This is an excerpt from Dollar Scholar, the Money newsletter where news editor Julia Glum teaches you the modern money lessons you NEED to know. Don't miss the next issue! Sign up at money.com/subscribe and join our community of 160,000+ Scholars.
Confession: I’ve bought, like, no Christmas gifts, and it's stressing me out. I’m planning on purchasing presents online, but even that feels fraught. It's going to be a mad dash to find a gift for everyone on my list with the little downtime I have. What if I get scammed because my guard’s down?
Deep breaths, Julia.
How can I do my holiday shopping safely?
It’s a legit concern. In a recent poll from Iris Powered by Generali, an identity and cyber protection platform, 71% of respondents admitted they were worried holiday shopping would put their privacy at risk.
“Consumers view protecting their personal and financial data as a top priority this holiday season, and with good reason,” CEO Paige Schaffer said in a news release.
I’m already seeing reports of phishing attempts, like this one in which hackers impersonated companies like Delta and Costco, advertised fake holiday specials and then stole their credit card details. Amazon took down 20,000 phishing websites that sent fake order confirmation emails and texts demanding customers CALL IMMEDIATELY (and, when they did, stole their Social Security numbers).
In a cruel twist, the most wonderful time of the year is also one of the most fruitful for bad guys, says Grace Hoyt, who works on global account security partnerships at Google. It’s basic math: “More people online equals a bigger threat landscape for attackers,” she tells me via email.
Plus, attackers look to strike when I’m vulnerable or preoccupied… which, let's be honest, I obviously am.
“While you’re in the hustle and bustle of the season, you might be opening more new accounts with stores [or] more likely to open emails that offer the hottest deals,” she says. “That’s the perfect environment for an attacker to launch a phishing scam or encourage you to download a malicious app while you’re distracted.”
To protect myself, I need a multi-pronged approach for 1) sites I visit, and 2) communications I get.
If I’m navigating to a retailer’s website, Hoyt says I should look for clues that indicate whether it’s safe or malicious. Google has some of these built in, like its on-page “trusted store” badge — which means the merchant provides solid customer service — and the little lock icon in the Chrome URL bar — which means my connection is secure.
The Better Business Bureau, or BBB, recommends I scrutinize the URL for typos to make sure I’m on the actual site for a store. It can’t hurt to run a mini background check, either, by searching the website name plus the words “scam” or “reviews” and seeing what sorts of results come up.
Once I’m on the webpage, I’ll want to look closely for bad grammar, shoddy design or a lack of contact information. And I shouldn’t get caught up in flashy ads for low low prices: If a deal seems too good to be true, it’s… probably too good to be true.
“These are red flags that could save you from falling victim to a scam,” Hoyt says.

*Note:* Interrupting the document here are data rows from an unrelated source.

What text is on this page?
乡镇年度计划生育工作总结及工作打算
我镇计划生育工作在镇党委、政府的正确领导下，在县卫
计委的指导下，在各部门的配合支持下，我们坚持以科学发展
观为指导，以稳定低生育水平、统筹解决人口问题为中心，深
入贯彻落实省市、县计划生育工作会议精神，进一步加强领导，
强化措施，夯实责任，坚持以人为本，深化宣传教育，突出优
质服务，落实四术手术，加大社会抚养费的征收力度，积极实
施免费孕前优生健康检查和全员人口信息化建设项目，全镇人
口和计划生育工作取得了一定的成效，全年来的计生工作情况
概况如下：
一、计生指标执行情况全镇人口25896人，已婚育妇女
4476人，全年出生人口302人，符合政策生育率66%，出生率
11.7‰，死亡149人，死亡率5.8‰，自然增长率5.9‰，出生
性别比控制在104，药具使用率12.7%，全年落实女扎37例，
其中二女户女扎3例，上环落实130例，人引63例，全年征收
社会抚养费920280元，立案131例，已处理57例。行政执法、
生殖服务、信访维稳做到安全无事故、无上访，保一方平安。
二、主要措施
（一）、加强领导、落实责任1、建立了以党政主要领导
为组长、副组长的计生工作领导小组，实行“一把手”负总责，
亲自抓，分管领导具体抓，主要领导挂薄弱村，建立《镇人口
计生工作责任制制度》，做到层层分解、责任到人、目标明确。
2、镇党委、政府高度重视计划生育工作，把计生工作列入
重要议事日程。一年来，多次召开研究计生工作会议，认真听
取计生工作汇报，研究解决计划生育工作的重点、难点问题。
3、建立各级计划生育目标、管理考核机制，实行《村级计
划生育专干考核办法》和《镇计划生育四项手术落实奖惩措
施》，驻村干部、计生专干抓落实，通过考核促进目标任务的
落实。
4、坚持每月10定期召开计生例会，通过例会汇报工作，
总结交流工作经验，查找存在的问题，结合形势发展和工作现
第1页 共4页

When checking out, the BBB urges people to “use secure and traceable transactions and payment methods.” The bureau has done actual research that shows customers who pay with credit cards or PayPal are less likely to be scammed out of their money than those who opted for Zelle or prepaid debit cards.
(Using a credit card also means I’ll have built-in protection under the Fair Credit Billing Act, which limits my liability for unauthorized charges and allows me to dispute transactions where I feel I didn’t get the goods or services I paid for.)
Off-site, I’ve got to be careful with inbound messages, as well.
Amazon discourages interacting with any phone numbers I don’t recognize and avoiding suspicious links, even if they’re in emails claiming there’s something wrong with one of my orders. Just because it got through my spam filter doesn't mean it's real.
The bottom line
It’s brutal out here. To protect my data while shopping online, I should do my due diligence when visiting websites, check for red flags, pay with a credit card and avoid falling prey to random texts/emails.
“Cybercriminals are aware of how much we rely on the internet during the holidays and leverage that time to try and catch consumers when they’re most vulnerable,” Hoyt says. “During the holiday season, be on the lookout.”